Venezuelans are almost evenly split about President Hugo Chavez's performance in office, according to a poll released Monday.

The survey by the Venezuelan polling firm Datanalisis said 49 percent approve of Chavez's administration, while 46 percent do not.

The poll questioned 1,300 people from April 25 to May 5, and had a margin of error of plus or minus 3 percentage points.

The percentage of respondents who held a favorable view was slightly higher than in December 2010, when 47 percent said they approved of Chavez, Datanalisis president Luis Vicente Leon told The Associated Press.

The results found "the country is divided in two practically equal parts," Leon said.

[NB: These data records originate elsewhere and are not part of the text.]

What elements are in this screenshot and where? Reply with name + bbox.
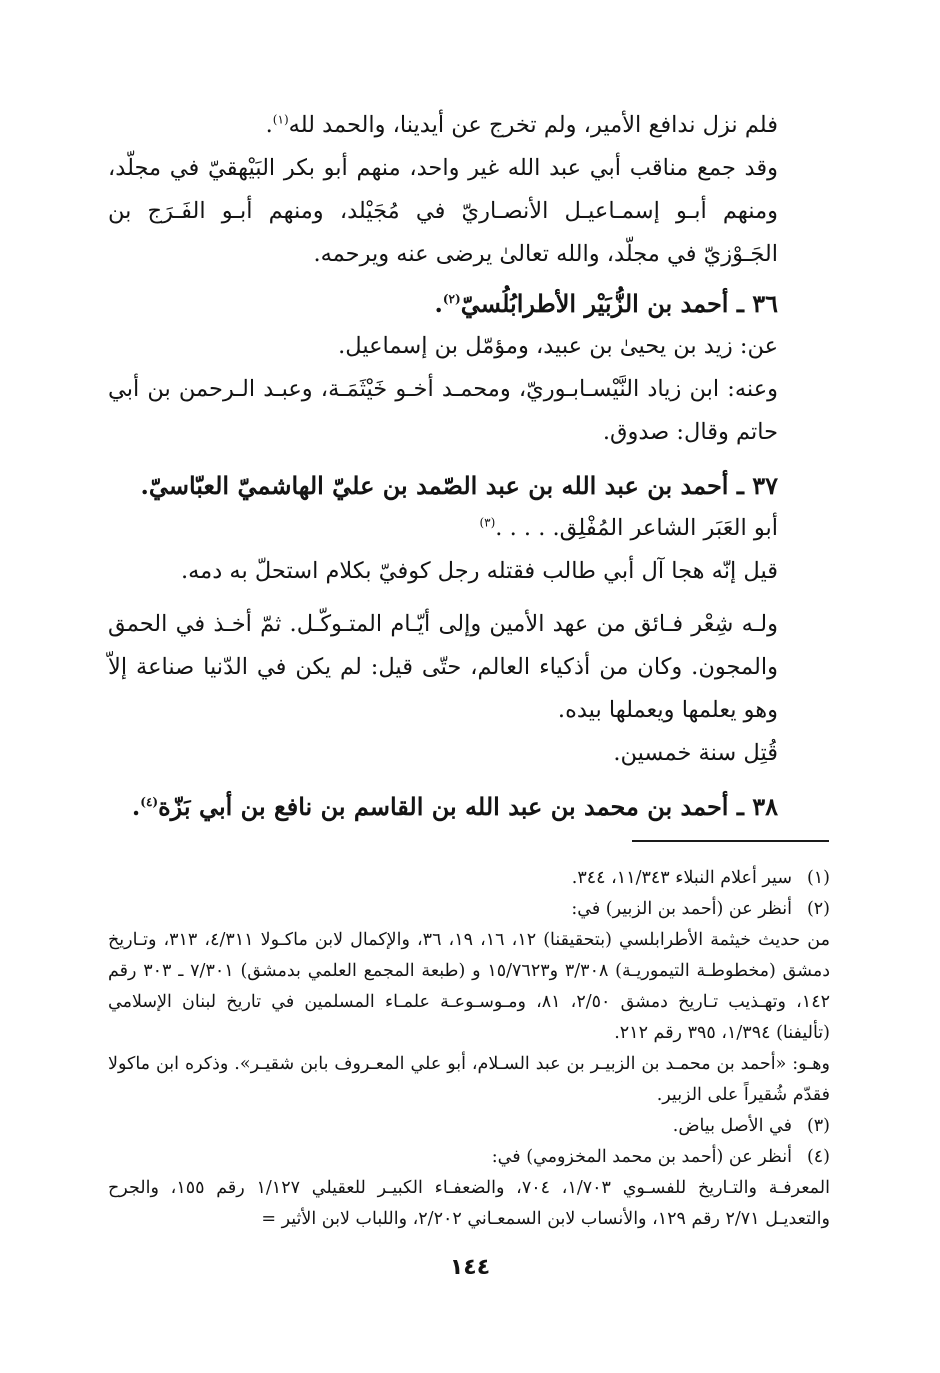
entry-36-teachers: عن: زيد بن يحيىٰ بن عبيد، ومؤمّل بن إسماعيل. (338, 333, 778, 359)
footnote-1 (108, 863, 830, 894)
paragraph-1-text: فلم نزل ندافع الأمير، ولم تخرج عن أيدينا، والحمد لله (288, 112, 778, 138)
entry-36-students: وعنه: ابن زياد النَّيْسـابـوريّ، ومحمـد أخـو خَيْثَمَـة، وعبـد الـرحمن بن أبي حاتم وقال: صدوق. (108, 376, 778, 445)
footnote-3 (108, 1111, 830, 1142)
entry-37-story: قيل إنّه هجا آل أبي طالب فقتله رجل كوفيّ بكلام استحلّ به دمه. (180, 558, 778, 584)
footnote-2-number: (٢) (806, 899, 830, 919)
footnote-ref-3: (٣) (479, 515, 496, 530)
footnote-ref-2: (٢) (442, 292, 461, 306)
footnote-2-body: من حديث خيثمة الأطرابلسي (بتحقيقنا) ١٢، ١٦، ١٩، ٣٦، والإكمال لابن ماكـولا ٤/٣١١، ٣١٣، وتـاريخ دمشق (مخطوطـة التيموريـة) ٣/٣٠٨ و١٥/٧٦٢٣ و (طبعة المجمع العلمي بدمشق) ٧/٣٠١ ـ ٣٠٣ رقم ١٤٢، وتهـذيب تـاريخ دمشق ٢/٥٠، ٨١، ومـوسـوعـة علمـاء المسلمين في تاريخ لبنان الإسلامي (تأليفنا) ١/٣٩٤، ٣٩٥ رقم ٢١٢. (108, 930, 831, 1043)
footnote-2-intro-text: أنظر عن (أحمد بن الزبير) في: (571, 899, 792, 919)
footnote-ref-1: (١) (272, 112, 289, 127)
entry-37-nickname (108, 507, 830, 550)
entry-heading-38-end: . (131, 792, 141, 821)
page-number: ١٤٤ (449, 1255, 491, 1280)
paragraph-1-end: . (265, 112, 273, 138)
main-text (108, 104, 830, 828)
footnote-ref-4: (٤) (140, 795, 159, 809)
footnote-1-number: (١) (806, 868, 830, 888)
entry-heading-36-text: ٣٦ ـ أحمد بن الزُّبَيْر الأطرابُلُسيّ (460, 289, 778, 318)
footnote-3-text: في الأصل بياض. (672, 1116, 792, 1136)
entry-37-death: قُتِل سنة خمسين. (613, 740, 778, 766)
entry-heading-36-end: . (434, 289, 443, 318)
footnote-3-number: (٣) (806, 1116, 830, 1136)
footnotes (108, 863, 830, 1235)
footnote-4-body: المعرفـة والتـاريخ للفسـوي ١/٧٠٣، ٧٠٤، والضعفـاء الكبيـر للعقيلي ١/١٢٧ رقم ١٥٥، والجرح والتعديـل ٢/٧١ رقم ١٢٩، والأنساب لابن السمعـاني ٢/٢٠٢، واللباب لابن الأثير = (108, 1178, 830, 1229)
footnote-2-note: وهـو: «أحمد بن محمـد بن الزبيـر بن عبد السـلام، أبو علي المعـروف بابن شقيـر». وذكره ابن ماكولا فقدّم شُقيراً على الزبير. (108, 1054, 830, 1105)
footnote-4-intro-text: أنظر عن (أحمد بن محمد المخزومي) في: (491, 1147, 792, 1167)
entry-heading-37: ٣٧ ـ أحمد بن عبد الله بن عبد الصّمد بن عليّ الهاشميّ العبّاسيّ. (140, 471, 778, 500)
footnote-2-intro (108, 894, 830, 925)
entry-heading-38 (108, 785, 830, 828)
footnote-separator (632, 840, 829, 842)
footnote-1-text: سير أعلام النبلاء ١١/٣٤٣، ٣٤٤. (571, 868, 792, 888)
footnote-4-number: (٤) (806, 1147, 830, 1167)
entry-37-poetry: ولـه شِعْر فـائق من عهد الأمين وإلى أيّـام المتـوكّـل. ثمّ أخـذ في الحمق والمجون. وكان من أذكياء العالم، حتّى قيل: لم يكن في الدّنيا صناعة إلاّ وهو يعلمها ويعملها بيده. (108, 611, 778, 723)
paragraph-1 (108, 104, 830, 147)
entry-heading-38-text: ٣٨ ـ أحمد بن محمد بن عبد الله بن القاسم بن نافع بن أبي بَزّة (158, 792, 778, 821)
entry-heading-36 (108, 282, 830, 325)
paragraph-2: وقد جمع مناقب أبي عبد الله غير واحد، منهم أبو بكر البَيْهقيّ في مجلّد، ومنهم أبـو إسمـاعيـل الأنصـاريّ في مُجَيْلد، ومنهم أبـو الفَـرَج بن الجَـوْزيّ في مجلّد، والله تعالىٰ يرضى عنه ويرحمه. (108, 155, 778, 267)
footnote-4-intro (108, 1142, 830, 1173)
entry-37-nickname-text: أبو العَبَر الشاعر المُفْلِق. . . . . (495, 515, 778, 541)
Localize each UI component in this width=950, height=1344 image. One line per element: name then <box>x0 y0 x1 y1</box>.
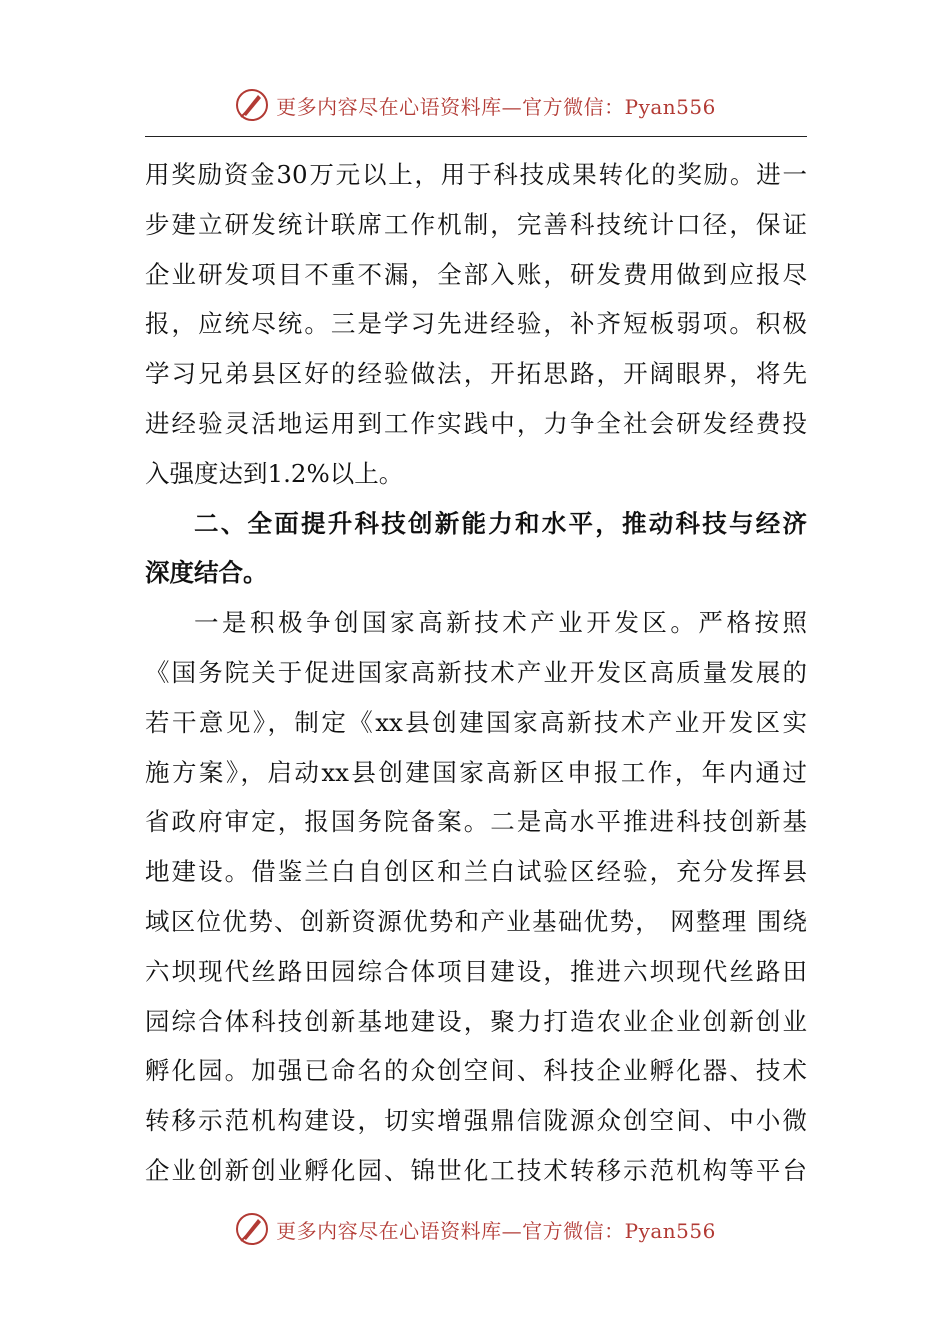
body-line: 若干意见》，制定《xx县创建国家高新技术产业开发区实 <box>145 707 807 737</box>
body-line: 学习兄弟县区好的经验做法，开拓思路，开阔眼界，将先 <box>145 359 807 389</box>
body-line: 进经验灵活地运用到工作实践中，力争全社会研发经费投 <box>145 408 807 438</box>
body-line: 步建立研发统计联席工作机制，完善科技统计口径，保证 <box>145 209 807 239</box>
body-line: 转移示范机构建设，切实增强鼎信陇源众创空间、中小微 <box>145 1106 807 1136</box>
body-line: 报，应统尽统。三是学习先进经验，补齐短板弱项。积极 <box>145 309 807 339</box>
header-divider <box>145 136 807 137</box>
section-heading-continued: 深度结合。 <box>145 558 268 588</box>
quill-logo-icon <box>234 1211 270 1247</box>
body-line: 企业研发项目不重不漏，全部入账，研发费用做到应报尽 <box>145 259 807 289</box>
body-line: 六坝现代丝路田园综合体项目建设，推进六坝现代丝路田 <box>145 956 807 986</box>
header-watermark <box>0 80 950 130</box>
body-line: 企业创新创业孵化园、锦世化工技术转移示范机构等平台 <box>145 1155 807 1185</box>
footer-watermark <box>0 1204 950 1254</box>
body-line: 域区位优势、创新资源优势和产业基础优势， 网整理 围绕 <box>145 906 807 936</box>
body-line: 省政府审定，报国务院备案。二是高水平推进科技创新基 <box>145 807 807 837</box>
body-line: 孵化园。加强已命名的众创空间、科技企业孵化器、技术 <box>145 1056 807 1086</box>
document-body <box>145 150 807 1196</box>
body-line: 《国务院关于促进国家高新技术产业开发区高质量发展的 <box>145 657 807 687</box>
body-line: 地建设。借鉴兰白自创区和兰白试验区经验，充分发挥县 <box>145 857 807 887</box>
body-line: 一是积极争创国家高新技术产业开发区。严格按照 <box>194 608 807 638</box>
header-watermark-text: 更多内容尽在心语资料库—官方微信：Pyan556 <box>276 94 716 119</box>
body-line: 用奖励资金30万元以上，用于科技成果转化的奖励。进一 <box>145 160 807 189</box>
quill-logo-icon <box>234 87 270 123</box>
section-heading: 二、全面提升科技创新能力和水平，推动科技与经济 <box>194 508 807 538</box>
body-line: 入强度达到1.2%以上。 <box>145 458 404 488</box>
body-line: 施方案》，启动xx县创建国家高新区申报工作，年内通过 <box>145 757 807 787</box>
body-line: 园综合体科技创新基地建设，聚力打造农业企业创新创业 <box>145 1006 807 1036</box>
footer-watermark-text: 更多内容尽在心语资料库—官方微信：Pyan556 <box>276 1218 716 1243</box>
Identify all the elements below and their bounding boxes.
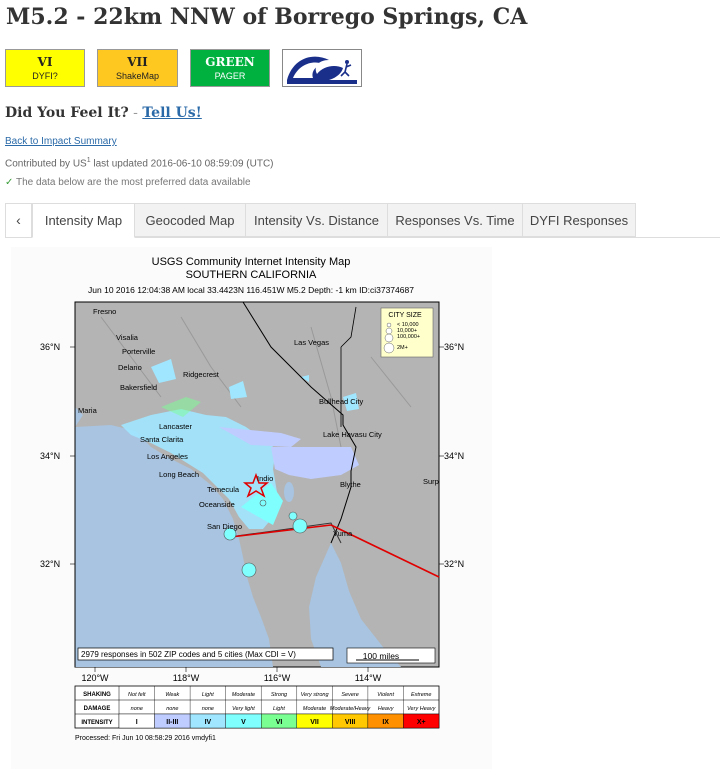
shaking-cell: Strong [270, 692, 288, 698]
tab-bar [5, 203, 720, 238]
lon-label: 118°W [172, 673, 200, 683]
dyfi-badge-value: VI [37, 55, 53, 69]
intensity-cell: VI [275, 719, 283, 726]
dyfi-badge-label: DYFI? [32, 71, 58, 81]
shaking-cell: Extreme [410, 692, 432, 698]
city-label: Las Vegas [294, 338, 330, 347]
shaking-cell: Very strong [300, 692, 329, 698]
lon-label: 114°W [354, 673, 382, 683]
lat-label: 36°N [40, 342, 61, 352]
shaking-cell: Violent [377, 692, 395, 698]
intensity-cell: X+ [416, 719, 426, 726]
lat-label: 32°N [40, 559, 61, 569]
city-label: Lancaster [159, 422, 192, 431]
scale-bar-label: 100 miles [362, 651, 400, 661]
lat-label-right: 36°N [444, 342, 465, 352]
processed-timestamp: Processed: Fri Jun 10 08:58:29 2016 vmdyfi1 [75, 735, 216, 742]
shakemap-badge-value: VII [127, 55, 148, 69]
page-title: M5.2 - 22km NNW of Borrego Springs, CA [6, 4, 528, 30]
intensity-scale-table [75, 686, 439, 728]
responses-summary: 2979 responses in 502 ZIP codes and 5 cities (Max CDI = V) [81, 650, 296, 659]
pager-badge[interactable] [190, 49, 270, 87]
city-label: Bakersfield [120, 383, 158, 392]
lon-label: 120°W [81, 673, 109, 683]
city-label: Maria [78, 406, 97, 415]
tsunami-wave-icon [283, 50, 361, 86]
city-size-legend-item: < 10,000 [397, 322, 419, 328]
intensity-cell: II-III [166, 719, 179, 726]
pager-badge-value: GREEN [205, 55, 255, 69]
intensity-cell: VIII [344, 719, 356, 726]
intensity-cell: VII [310, 719, 319, 726]
dyfi-heading: Did You Feel It? [5, 105, 129, 121]
dyfi-dash: - [128, 105, 143, 121]
preferred-data-note [5, 177, 251, 188]
city-size-legend-item: 100,000+ [397, 334, 421, 340]
tab-intensity-map[interactable]: Intensity Map [32, 203, 135, 238]
damage-cell: Light [273, 706, 285, 712]
city-label: Visalia [116, 333, 138, 342]
city-label: San Diego [207, 522, 243, 531]
city-label: Lake Havasu City [323, 430, 382, 439]
shaking-cell: Severe [341, 692, 359, 698]
pager-badge-label: PAGER [214, 71, 246, 81]
last-updated-text: last updated 2016-06-10 08:59:09 (UTC) [90, 158, 274, 170]
contributor-info [5, 157, 274, 169]
chevron-left-icon: ‹ [16, 212, 21, 228]
intensity-cell: I [135, 719, 138, 726]
lon-label: 116°W [263, 673, 291, 683]
intensity-cell: V [241, 719, 246, 726]
preferred-text: The data below are the most preferred data available [16, 177, 251, 188]
city-label: Delano [118, 363, 142, 372]
damage-cell: none [201, 706, 215, 712]
city-label: Temecula [207, 485, 240, 494]
contributor-sup[interactable]: 1 [86, 157, 91, 164]
intensity-cell: IV [204, 719, 212, 726]
damage-cell: Very Heavy [407, 706, 436, 712]
city-size-legend-title: CITY SIZE [388, 312, 422, 319]
city-size-legend-item: 10,000+ [397, 328, 418, 334]
map-title: USGS Community Internet Intensity Map [151, 256, 351, 268]
shaking-row-label: SHAKING [83, 692, 111, 698]
damage-cell: Moderate/Heavy [329, 706, 371, 712]
city-label: Los Angeles [147, 452, 188, 461]
tab-intensity-vs-distance[interactable]: Intensity Vs. Distance [246, 203, 388, 237]
lat-label-right: 34°N [444, 451, 465, 461]
shaking-cell: Light [201, 692, 214, 698]
intensity-map-image [11, 247, 492, 769]
tab-geocoded-map[interactable]: Geocoded Map [135, 203, 246, 237]
back-to-impact-summary-link[interactable]: Back to Impact Summary [5, 136, 117, 147]
city-size-legend-item: 2M+ [397, 345, 408, 351]
tab-responses-vs-time[interactable]: Responses Vs. Time [388, 203, 523, 237]
map-plot [75, 302, 439, 667]
shaking-cell: Moderate [231, 692, 256, 698]
city-label: Surp [423, 477, 439, 486]
shaking-cell: Not felt [128, 692, 146, 698]
shakemap-badge[interactable] [97, 49, 178, 87]
city-label: Fresno [93, 307, 117, 316]
contributor-text: Contributed by US [5, 158, 87, 170]
tab-scroll-back-button[interactable] [5, 203, 32, 237]
checkmark-icon: ✓ [5, 177, 14, 188]
city-label: Long Beach [159, 470, 200, 479]
shakemap-badge-label: ShakeMap [115, 71, 160, 81]
damage-cell: Moderate [302, 706, 327, 712]
tab-dyfi-responses[interactable]: DYFI Responses [523, 203, 636, 237]
damage-cell: none [166, 706, 179, 712]
city-label: Porterville [122, 347, 156, 356]
city-label: Blythe [340, 480, 361, 489]
tsunami-badge[interactable] [282, 49, 362, 87]
lat-label-right: 32°N [444, 559, 465, 569]
map-subtitle: Jun 10 2016 12:04:38 AM local 33.4423N 116.451W M5.2 Depth: -1 km ID:ci37374687 [88, 285, 414, 295]
map-region: SOUTHERN CALIFORNIA [185, 269, 317, 281]
damage-cell: Very light [232, 706, 255, 712]
city-label: Bullhead City [319, 397, 364, 406]
damage-cell: Heavy [377, 706, 394, 712]
damage-row-label: DAMAGE [83, 706, 111, 712]
city-label: Yuma [333, 529, 353, 538]
intensity-row-label: INTENSITY [81, 720, 113, 726]
city-label: Indio [257, 474, 274, 483]
city-label: Ridgecrest [183, 370, 219, 379]
lat-label: 34°N [40, 451, 61, 461]
tell-us-link[interactable]: Tell Us! [142, 105, 202, 121]
intensity-cell: IX [382, 719, 389, 726]
dyfi-badge[interactable] [5, 49, 85, 87]
city-label: Santa Clarita [140, 435, 184, 444]
shaking-cell: Weak [165, 692, 180, 698]
dyfi-prompt [5, 105, 202, 121]
damage-cell: none [130, 706, 143, 712]
city-label: Oceanside [199, 500, 235, 509]
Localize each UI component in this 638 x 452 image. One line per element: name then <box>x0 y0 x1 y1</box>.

The poll was financed by Datanalisis clients, including private businesses and individuals not identified by the pollster.

Chavez's popularity has fallen over the past two years, and has recently been hovering around the 50 percent range, Leon said. At the time of the last presidential election in 2006, his support was above 70 percent.

Leon said the drop shows Chavez has lost his "popular connection" with an important segment of voters, despite the president's frequently televised appearances in recent months promoting public housing projects and other government programs.

Venezuelans' views of Chavez varied depending on his handling of different areas of government, the poll found.

For example, 59 percent said they approved of Chavez's performance on education, while about half were positive about the state of water services and government social programs known as "missions."

However, 84 percent said they had a negative view of the government's response to crime, and the government also received low marks for its anti-corruption efforts, of which 76 percent disapproved. On the government's support of private investment, 65 percent had a negative opinion.

Chavez is preparing to run for re-election in 2012.

The leftist former army paratroop commander was first elected in 1998 and was re-elected in 2000 after the approval of a new constitution that lengthened presidential terms from five to six years. He was re-elected a second time in 2006 for a term that ends in February 2013.

The Datanalisis survey also found that 61 percent of respondents didn't want him to be re-elected and 36 percent said they were in favor of another term.

Using the poll results to project any scenarios onto the 2012 election would be premature, Leon said.

"He has money, he has power," Leon said, and also enjoys wide exposure in state-controlled news media.

"Chavez still continues to be individually the country's most important leader," Leon said.